Что за голос! И чары этих слов — они словно залепили ей мозг, погрузили ее в сонный восторг. Когда Орфей читал о повилике и тамариске, Элинор слышался их запах. Он и в самом деле читал не хуже, чем Мортимер! Это была последняя собственная мысль, мелькнувшая у нее. С остальными творилось то же самое, они все уставились на губы Орфея, жадно ловя каждое слово: Дариус, Баста, Верзила, даже Мортимер, и даже Сорока. Они слушали не шевелясь, завороженные звуком его голоса. Лишь один человек шевелился. Реза. Элинор видела, как она борется с чарами, словно с подступающей глубокой водой, как подходит к Мортимеру и изо всех сил хватается за него…

И вдруг все они исчезли — Баста, Сорока, Мортимер и Реза.

Чернильная кровь

18 Чернильная кровь МЕСТЬ МОРТОЛЫ

Я не решаюсь,

Не решаюсь написать это:

Когда ты умрешь.

Пабло Неруда. Умершая


Было похоже, будто на все, что еще мгновение назад видела Реза, наложили картинку, прозрачную, как витраж: на библиотеку Элинор, на книжные корешки, так аккуратно расставленные Дариусом. Все это расплылось, уступая место другой картинке. Камни поглотили книги, закопченные стены — ряды стеллажей. На паркете Элинор проросла трава, а беленый потолок уступил место затянутому тучами небу.
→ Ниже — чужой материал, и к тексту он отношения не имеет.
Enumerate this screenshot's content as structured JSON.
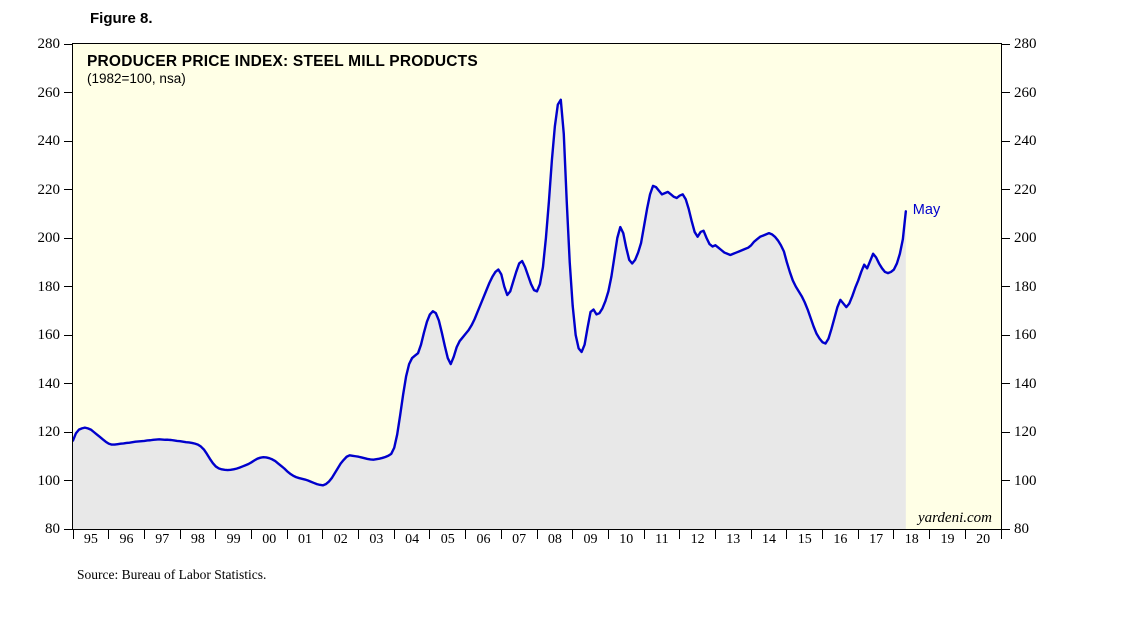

Реза так и не выпустила Мо из объятий. Только он не расплылся, не исчез, и она продолжала цепляться за него, боясь снова потерять, как тогда. Давным-давно.

— Реза?

Она увидела испуг в его глазах, когда он обернулся и понял, что она пришла с ним. Она скорее зажала ему рот рукой. Слева от них по почерневшей стене вилась жимолость. Мо протянул руку и потрогал листья, словно не доверял глазам и хотел проверить зрение осязанием. Реза вспомнила, что и она в первые минуты здесь делала то же, пробовала все на ощупь, не в силах поверить, что мир, скрывавшийся за буквами, оказался таким настоящим.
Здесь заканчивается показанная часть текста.